Mississippi runoff expands Gulf 'dead zone'
The so-called Gulf Dead Zone is looking set to be the biggest ever this year.
It's currently about 3,300 square miles, or roughly the size of Delaware and Rhode Island combined, but researchers at Texas A & M University say it's likely to become much larger.
The dead zone is caused by hypoxia, whereby oxygen levels in seawater drop to dangerously low levels. Severe hypoxia can potentially result in widespread fish kills.
During the past five years, the Gulf dead zone has averaged about 5,800 square miles and has been predicted to exceed 9,400 square miles this year.
More changes are expected because large amounts of water are still flowing into the Gulf of Mexico from the Mississippi River.
"This was the first-ever research cruise conducted to specifically target the size of hypoxia in the month of June," says oceanography professor Steve DiMarco.

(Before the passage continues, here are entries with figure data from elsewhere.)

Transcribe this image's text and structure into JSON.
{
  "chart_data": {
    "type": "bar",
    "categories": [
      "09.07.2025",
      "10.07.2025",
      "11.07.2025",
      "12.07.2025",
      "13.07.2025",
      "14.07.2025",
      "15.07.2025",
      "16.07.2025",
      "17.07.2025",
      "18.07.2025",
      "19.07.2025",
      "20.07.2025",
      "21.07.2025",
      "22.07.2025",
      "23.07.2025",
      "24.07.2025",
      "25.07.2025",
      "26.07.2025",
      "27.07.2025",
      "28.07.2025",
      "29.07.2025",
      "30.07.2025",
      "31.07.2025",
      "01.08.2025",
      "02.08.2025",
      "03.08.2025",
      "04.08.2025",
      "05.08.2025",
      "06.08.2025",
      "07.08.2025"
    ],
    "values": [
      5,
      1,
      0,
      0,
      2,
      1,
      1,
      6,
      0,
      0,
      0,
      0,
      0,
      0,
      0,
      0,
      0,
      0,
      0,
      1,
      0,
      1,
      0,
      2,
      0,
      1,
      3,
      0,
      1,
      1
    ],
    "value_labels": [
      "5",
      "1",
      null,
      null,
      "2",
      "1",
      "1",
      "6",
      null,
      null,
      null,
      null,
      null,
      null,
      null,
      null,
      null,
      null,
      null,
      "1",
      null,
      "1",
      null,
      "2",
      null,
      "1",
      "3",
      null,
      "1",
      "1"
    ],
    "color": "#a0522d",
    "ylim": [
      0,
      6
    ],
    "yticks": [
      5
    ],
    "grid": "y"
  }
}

"We found three distinct hypoxic areas. One was near the Barataria and Terrebonne region off the Louisiana coast, the second was south of Marsh Island (also Louisiana) and the third was off the Galveston coast. We found no hypoxia in the 10 stations we visited east of the Mississippi delta."
The largest areas of hypoxia are still around the Louisiana coast, he says, thanks to the huge amounts of fresh water still coming down from the Mississippi River. The hypoxic area extends about 50 miles off the coast.
The Mississippi is the US' largest river, draining 40 percent of the land area of the country. It also accounts for almost 90 percent of the freshwater runoff into the Gulf of Mexico.